The Meaning of Your Life: Finding Purpose in an Age of Emptiness
Summary
Notes and Quotes
People who feel like they are living their life as if it were a simulation are often lacking meaning. Life is busy but not meaningful. Achievements and busyness feel empty.
Happiness = Enjoyment + Satisfaction + Meaning.
If your life feels meaningless, you will be disengaged and unable to deal effectively with your problems. You will almost certainly be depressed and anxious.'
To find meaning, you have to define what you are looking for.
Meaning is made up of: - Coherence - you are largely in control of your life’s events and how they fit together. - Purpose - you have something about your life that you look forward to. A map to guide you. Progress is possible because you know where you want to go. - Significance - why you are important to those in your life. Why do people love you.
Meaning is experienced in two dimensions: presence (whether you have found meaning and how deeply you experience it), and search (how hard you are looking for meaning).
Much like Neo discovering his world was a simulation, the attention economy traps us in a kind of matrix of our own: engineered distractions that feel like engagement but keep us from anything real or meaningful.
You need to break free from tech devices that take over your time.
Don’t follow crowd wisdom - do what is right for you.
In old age, people tend to regret the things they didn’t do vs. the things they did do.
Get bored, don’t look to digital devices to distract you. Get bored enough and you will find something productive to do instead of just wasting time.
We often think of what we are (i.e. our profession) or how we do our what (i.e. what are the tasks we do as part of our profession). To better understand meaning, we need to focus on 3 why questions instead:
- Why do things happen the way they do in my life? (Coherence)
- Why am I moving in this direction? (Purpose)
- Why does my life matter? (Significance)
You need to make real friends. Not just transactional or useful friends (e.g. coworkers, friends where you only share a hobby).
You need to care for others and do things for them.
Doing a lot for one person is more beneficial than doing a little for a lot of people.
While you want to be generous to others, allow yourself to receive generosity from others as well. If you let people give you advice/favors, they will be more open to you and your generosity.

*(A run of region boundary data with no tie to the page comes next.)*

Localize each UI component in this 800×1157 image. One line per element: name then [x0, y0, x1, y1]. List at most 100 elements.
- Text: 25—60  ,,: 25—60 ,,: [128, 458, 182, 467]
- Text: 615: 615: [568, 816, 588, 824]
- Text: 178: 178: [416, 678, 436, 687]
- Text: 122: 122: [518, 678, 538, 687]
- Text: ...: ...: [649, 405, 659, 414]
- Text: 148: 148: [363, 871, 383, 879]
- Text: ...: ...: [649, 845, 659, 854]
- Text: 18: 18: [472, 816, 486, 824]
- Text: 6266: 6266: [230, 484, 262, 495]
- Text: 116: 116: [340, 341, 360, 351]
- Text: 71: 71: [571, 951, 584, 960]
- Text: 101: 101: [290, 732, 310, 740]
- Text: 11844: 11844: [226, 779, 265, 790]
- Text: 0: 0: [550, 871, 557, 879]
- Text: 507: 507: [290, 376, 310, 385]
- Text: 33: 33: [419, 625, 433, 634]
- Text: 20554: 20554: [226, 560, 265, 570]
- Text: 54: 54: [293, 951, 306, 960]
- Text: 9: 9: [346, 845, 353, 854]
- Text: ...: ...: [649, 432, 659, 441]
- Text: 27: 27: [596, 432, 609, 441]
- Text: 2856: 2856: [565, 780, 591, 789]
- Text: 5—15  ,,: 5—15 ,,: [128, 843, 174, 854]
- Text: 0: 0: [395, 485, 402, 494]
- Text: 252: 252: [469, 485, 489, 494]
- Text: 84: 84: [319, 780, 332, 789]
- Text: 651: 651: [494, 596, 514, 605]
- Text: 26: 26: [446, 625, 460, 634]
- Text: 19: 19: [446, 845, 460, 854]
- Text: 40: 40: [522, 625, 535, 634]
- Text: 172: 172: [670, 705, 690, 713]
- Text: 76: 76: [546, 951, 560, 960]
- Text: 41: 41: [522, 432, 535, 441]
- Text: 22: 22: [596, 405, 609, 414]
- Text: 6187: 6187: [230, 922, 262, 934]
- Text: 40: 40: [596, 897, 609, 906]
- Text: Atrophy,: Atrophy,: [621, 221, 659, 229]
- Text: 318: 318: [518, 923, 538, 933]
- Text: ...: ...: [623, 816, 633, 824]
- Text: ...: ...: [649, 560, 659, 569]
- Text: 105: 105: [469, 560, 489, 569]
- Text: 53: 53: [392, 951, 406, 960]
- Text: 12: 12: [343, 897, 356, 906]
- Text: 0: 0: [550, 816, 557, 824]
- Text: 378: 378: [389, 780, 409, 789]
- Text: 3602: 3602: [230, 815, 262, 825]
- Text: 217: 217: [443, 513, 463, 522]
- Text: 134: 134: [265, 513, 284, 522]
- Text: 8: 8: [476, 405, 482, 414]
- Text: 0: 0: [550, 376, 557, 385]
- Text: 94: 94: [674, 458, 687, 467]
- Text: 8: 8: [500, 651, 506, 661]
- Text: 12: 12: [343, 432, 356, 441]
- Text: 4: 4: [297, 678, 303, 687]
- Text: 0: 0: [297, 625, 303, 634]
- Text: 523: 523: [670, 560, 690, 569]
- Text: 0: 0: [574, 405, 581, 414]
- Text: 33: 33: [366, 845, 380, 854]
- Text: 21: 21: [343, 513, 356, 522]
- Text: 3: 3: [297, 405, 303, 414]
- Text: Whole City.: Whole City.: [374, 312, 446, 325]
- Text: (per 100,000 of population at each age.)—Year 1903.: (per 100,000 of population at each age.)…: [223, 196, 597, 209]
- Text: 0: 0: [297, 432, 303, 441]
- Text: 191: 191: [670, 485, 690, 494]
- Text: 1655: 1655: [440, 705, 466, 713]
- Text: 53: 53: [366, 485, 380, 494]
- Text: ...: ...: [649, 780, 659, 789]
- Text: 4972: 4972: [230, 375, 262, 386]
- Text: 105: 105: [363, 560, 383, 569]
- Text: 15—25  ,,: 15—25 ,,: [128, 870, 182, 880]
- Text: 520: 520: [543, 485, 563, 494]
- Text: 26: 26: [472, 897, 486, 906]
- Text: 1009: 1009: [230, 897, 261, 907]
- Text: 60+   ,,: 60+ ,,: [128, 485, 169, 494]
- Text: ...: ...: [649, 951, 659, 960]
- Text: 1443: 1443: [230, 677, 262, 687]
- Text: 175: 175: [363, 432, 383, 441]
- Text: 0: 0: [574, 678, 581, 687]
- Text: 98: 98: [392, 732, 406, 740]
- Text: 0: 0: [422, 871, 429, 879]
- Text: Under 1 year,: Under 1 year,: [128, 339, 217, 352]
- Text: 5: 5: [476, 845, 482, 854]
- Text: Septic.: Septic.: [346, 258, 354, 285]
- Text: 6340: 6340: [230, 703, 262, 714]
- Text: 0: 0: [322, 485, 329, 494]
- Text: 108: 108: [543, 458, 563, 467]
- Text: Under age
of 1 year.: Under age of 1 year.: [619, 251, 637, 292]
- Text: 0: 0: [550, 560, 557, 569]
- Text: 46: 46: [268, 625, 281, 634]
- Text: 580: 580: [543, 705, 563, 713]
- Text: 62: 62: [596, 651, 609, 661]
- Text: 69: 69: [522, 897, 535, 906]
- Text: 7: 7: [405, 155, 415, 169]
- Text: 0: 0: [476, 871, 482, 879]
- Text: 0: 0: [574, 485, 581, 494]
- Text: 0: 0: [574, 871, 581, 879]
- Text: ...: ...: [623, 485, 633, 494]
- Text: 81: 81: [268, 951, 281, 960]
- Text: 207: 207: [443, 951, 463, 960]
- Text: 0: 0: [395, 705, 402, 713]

"Eighty percent of being a CEO is taking out the trash. But even that is important to do with excellence." To run a big company is generally one headache after another, but what great executives have in common is an ineffable sense that they are supposed to be doing this job, even when it is about as fun as taking out the trash—or chopping wood and carrying water.
You need to do things that make you feel needed.
Simply being a great team member, a kind coworker, a considerate and caring manager, all count. Serving others doesn't have to be heroic to achieve self transcendence and the sense of meaning you crave. Even if your job is not extrinsically re-warding, you can start generating your own intrinsic rewards.
Leisure activities don’t mean doing nothing. It’s important to find leisure activities that “reflect our values and creates connections with others in bonds of love and meaning.”
Learn from negative emotions and suffering. Failures can have positives if you learn from them.